Sie luden neue Clips hoch: Renate spreizte ihre Beine, zeigte die überdehnte Öffnung, die noch immer von Josefs Sperma troff, und Karl schüttelte seinen schweren Sack vor der Kamera. Peter antwortete sofort mit einem Foto seines abspritzenden Schwanzes. Helmut schrieb eine Nachricht, dass er und Josef am Wochenende weitere Kanülen und Salzlösung mitbringen würden. Renate stöhnte leise, schob zwei Finger in Karls Arsch und rieb seine Prostata, während sie sich gegenseitig die neuesten Uploads zeigten. Karl presste seinen Mund auf ihre geschwollene Fotze, leckte die Ränder und saugte an den Piercings, die horizontal aus den vergrößerten Brüsten standen. Die Videos liefen weiter im Hintergrund, mit Zuschauern, die nach mehr Dehnung und Injektionen verlangten.

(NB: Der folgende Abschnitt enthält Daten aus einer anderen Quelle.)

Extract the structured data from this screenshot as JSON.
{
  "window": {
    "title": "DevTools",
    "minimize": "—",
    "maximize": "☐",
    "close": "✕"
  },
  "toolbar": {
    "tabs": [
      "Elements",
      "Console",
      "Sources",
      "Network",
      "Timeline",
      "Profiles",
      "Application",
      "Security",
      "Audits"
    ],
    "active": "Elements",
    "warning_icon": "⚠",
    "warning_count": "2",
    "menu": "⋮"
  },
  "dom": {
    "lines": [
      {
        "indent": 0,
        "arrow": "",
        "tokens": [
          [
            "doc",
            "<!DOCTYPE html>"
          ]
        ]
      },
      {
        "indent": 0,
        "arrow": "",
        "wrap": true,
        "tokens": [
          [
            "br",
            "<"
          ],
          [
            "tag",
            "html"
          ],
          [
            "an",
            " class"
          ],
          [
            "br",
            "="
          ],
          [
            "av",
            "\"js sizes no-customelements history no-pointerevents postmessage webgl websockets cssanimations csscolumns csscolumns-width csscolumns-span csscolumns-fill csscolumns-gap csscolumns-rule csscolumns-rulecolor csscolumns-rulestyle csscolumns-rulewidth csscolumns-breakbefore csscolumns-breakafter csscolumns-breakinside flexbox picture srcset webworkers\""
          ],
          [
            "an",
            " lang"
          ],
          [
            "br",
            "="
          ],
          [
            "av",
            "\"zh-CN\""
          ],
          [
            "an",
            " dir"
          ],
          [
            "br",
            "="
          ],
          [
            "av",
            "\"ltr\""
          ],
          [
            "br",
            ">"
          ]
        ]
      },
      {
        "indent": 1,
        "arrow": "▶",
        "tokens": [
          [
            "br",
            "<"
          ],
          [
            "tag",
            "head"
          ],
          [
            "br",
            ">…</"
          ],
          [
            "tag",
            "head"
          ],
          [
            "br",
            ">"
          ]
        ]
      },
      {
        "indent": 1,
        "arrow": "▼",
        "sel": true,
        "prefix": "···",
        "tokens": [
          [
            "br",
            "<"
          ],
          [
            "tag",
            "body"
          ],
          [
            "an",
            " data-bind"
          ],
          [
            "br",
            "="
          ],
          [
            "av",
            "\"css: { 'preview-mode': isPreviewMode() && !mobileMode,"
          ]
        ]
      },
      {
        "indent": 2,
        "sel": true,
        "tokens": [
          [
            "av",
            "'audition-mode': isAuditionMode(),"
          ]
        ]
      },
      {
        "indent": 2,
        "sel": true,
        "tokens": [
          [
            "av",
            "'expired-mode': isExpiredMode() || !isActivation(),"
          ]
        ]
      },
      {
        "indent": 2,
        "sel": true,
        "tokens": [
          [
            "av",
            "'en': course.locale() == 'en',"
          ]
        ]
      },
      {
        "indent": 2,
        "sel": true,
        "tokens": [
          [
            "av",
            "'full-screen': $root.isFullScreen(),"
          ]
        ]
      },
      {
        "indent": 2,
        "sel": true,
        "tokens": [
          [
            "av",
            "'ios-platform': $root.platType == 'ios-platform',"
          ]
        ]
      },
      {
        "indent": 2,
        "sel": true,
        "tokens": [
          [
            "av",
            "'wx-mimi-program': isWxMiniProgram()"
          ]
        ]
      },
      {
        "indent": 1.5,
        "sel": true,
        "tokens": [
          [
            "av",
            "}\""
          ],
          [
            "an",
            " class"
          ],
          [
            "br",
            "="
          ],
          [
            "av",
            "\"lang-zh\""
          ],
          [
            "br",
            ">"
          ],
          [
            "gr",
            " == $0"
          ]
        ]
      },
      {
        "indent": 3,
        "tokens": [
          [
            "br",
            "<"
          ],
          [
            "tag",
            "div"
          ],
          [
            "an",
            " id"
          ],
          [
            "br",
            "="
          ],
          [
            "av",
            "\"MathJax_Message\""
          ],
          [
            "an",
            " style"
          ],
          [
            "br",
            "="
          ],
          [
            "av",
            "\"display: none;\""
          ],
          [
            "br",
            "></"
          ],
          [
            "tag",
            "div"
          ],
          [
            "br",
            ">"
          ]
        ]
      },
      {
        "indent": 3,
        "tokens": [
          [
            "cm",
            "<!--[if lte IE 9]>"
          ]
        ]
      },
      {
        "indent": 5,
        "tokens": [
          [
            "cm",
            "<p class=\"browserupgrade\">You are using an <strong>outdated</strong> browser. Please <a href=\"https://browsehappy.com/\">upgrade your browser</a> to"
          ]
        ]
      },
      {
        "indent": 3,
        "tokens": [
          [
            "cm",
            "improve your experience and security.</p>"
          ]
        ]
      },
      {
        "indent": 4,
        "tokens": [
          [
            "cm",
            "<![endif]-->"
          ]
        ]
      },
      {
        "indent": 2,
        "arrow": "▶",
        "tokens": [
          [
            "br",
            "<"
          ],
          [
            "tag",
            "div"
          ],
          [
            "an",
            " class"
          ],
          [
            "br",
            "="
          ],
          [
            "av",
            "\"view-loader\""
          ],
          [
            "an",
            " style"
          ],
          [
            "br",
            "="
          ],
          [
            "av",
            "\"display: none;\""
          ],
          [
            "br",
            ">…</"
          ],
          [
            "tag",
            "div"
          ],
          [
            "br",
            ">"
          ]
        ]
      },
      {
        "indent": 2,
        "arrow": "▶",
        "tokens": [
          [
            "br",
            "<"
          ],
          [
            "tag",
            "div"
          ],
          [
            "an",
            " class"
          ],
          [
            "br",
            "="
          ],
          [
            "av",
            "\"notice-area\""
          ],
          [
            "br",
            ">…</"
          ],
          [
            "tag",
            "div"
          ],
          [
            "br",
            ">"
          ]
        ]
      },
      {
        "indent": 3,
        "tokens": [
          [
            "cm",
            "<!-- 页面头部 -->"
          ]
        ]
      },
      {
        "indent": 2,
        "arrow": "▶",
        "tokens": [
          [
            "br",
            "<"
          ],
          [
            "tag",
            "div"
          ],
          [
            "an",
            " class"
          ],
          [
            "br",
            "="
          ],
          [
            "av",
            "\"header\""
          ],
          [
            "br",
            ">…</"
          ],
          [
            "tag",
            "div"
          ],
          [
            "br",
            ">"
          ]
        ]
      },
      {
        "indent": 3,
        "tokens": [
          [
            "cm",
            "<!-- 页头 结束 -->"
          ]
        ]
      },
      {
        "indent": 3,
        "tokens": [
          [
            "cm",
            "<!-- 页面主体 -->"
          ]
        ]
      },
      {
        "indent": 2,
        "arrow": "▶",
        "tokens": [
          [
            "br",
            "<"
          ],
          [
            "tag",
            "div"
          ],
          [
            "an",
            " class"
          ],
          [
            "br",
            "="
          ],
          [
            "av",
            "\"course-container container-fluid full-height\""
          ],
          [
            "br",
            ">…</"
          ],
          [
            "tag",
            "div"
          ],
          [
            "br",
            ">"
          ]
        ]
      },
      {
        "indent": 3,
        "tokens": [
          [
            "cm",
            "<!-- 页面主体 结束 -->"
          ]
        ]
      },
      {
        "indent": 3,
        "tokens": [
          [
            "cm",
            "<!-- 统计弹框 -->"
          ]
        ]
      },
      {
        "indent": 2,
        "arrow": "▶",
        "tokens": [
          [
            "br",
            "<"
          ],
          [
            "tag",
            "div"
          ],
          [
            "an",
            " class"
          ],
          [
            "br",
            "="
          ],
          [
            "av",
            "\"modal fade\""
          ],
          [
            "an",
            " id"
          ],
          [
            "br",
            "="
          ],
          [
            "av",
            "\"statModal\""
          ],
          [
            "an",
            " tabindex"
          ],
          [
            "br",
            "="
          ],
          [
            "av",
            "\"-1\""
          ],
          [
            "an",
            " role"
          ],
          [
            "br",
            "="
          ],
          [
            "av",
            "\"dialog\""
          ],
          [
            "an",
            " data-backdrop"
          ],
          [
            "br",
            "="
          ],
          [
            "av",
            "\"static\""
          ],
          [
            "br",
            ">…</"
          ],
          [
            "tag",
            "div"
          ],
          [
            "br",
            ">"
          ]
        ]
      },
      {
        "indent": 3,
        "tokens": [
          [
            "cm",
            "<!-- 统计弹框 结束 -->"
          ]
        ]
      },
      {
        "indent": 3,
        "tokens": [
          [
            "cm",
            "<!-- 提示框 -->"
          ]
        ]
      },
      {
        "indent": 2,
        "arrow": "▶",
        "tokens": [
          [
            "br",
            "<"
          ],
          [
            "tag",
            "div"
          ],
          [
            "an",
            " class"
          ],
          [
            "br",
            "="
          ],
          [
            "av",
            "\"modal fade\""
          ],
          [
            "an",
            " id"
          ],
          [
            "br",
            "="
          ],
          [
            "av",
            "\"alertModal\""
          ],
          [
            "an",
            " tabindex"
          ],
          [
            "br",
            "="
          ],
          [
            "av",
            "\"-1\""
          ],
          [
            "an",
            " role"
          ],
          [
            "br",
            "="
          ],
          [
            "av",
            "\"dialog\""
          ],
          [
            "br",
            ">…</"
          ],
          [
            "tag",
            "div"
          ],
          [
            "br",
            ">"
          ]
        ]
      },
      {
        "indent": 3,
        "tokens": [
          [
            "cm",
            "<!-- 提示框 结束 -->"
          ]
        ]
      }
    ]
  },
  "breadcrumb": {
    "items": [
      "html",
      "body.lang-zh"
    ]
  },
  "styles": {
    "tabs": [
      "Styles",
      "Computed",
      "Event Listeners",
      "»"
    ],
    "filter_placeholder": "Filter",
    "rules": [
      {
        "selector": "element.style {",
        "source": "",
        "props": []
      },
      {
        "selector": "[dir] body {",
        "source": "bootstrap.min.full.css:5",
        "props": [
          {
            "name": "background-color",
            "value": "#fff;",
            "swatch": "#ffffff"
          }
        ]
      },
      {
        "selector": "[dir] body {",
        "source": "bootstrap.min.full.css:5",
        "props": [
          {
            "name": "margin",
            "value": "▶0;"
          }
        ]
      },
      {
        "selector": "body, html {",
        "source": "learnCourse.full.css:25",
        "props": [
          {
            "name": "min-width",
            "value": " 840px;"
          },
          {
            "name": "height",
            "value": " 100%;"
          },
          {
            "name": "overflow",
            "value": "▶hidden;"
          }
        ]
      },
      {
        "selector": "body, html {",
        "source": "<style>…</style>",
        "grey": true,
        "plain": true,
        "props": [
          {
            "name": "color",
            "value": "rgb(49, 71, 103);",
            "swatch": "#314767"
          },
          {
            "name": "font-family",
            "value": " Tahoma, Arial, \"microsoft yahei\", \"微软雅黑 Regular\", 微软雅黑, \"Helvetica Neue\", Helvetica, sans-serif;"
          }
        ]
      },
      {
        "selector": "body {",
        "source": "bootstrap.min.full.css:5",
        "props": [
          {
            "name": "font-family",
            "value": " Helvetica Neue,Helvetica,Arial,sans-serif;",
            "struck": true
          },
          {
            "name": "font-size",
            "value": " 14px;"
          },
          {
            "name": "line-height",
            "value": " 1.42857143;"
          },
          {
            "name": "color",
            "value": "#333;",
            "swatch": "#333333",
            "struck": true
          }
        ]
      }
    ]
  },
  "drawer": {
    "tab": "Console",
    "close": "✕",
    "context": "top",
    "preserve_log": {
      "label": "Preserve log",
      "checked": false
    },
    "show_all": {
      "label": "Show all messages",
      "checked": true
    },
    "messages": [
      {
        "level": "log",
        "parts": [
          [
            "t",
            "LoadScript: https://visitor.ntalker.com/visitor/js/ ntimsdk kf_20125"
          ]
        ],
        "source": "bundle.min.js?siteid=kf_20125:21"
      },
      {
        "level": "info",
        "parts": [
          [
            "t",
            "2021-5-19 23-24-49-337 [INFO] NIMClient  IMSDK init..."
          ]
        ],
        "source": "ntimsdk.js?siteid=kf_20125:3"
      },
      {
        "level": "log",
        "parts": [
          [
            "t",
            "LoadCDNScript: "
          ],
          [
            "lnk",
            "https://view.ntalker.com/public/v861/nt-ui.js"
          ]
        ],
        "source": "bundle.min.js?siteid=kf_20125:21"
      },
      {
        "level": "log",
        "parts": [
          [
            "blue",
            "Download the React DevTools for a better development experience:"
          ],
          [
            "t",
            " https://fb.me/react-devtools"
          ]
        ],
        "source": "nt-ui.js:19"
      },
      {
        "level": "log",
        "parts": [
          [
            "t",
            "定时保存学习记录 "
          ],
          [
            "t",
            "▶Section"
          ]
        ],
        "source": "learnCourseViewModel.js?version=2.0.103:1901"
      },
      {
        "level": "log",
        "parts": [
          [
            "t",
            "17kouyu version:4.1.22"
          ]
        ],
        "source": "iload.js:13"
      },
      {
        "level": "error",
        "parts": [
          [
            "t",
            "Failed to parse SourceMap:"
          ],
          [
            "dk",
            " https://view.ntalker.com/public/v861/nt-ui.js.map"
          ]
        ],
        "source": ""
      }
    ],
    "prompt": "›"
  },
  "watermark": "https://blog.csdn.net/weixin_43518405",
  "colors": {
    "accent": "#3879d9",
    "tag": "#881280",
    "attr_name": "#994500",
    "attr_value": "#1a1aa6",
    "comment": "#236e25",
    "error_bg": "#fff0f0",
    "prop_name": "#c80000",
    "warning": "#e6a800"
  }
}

Sie hatten sich fast über Nacht in Sexsüchtige verwandelt. Renate hatte bereits fünf Bullen mit extremen Schwänzen gehabt. Auf dem Sofa liegend, mit Handys in den Händen, scrollten Karl und Renate durch die frischen Uploads. Die plötzliche Entwicklung nach Karls Bildversand an Peter ließ die beiden kaum innehalten. Renate spürte, wie die ständige Online-Dokumentation ihre Grenzen weiter verschob.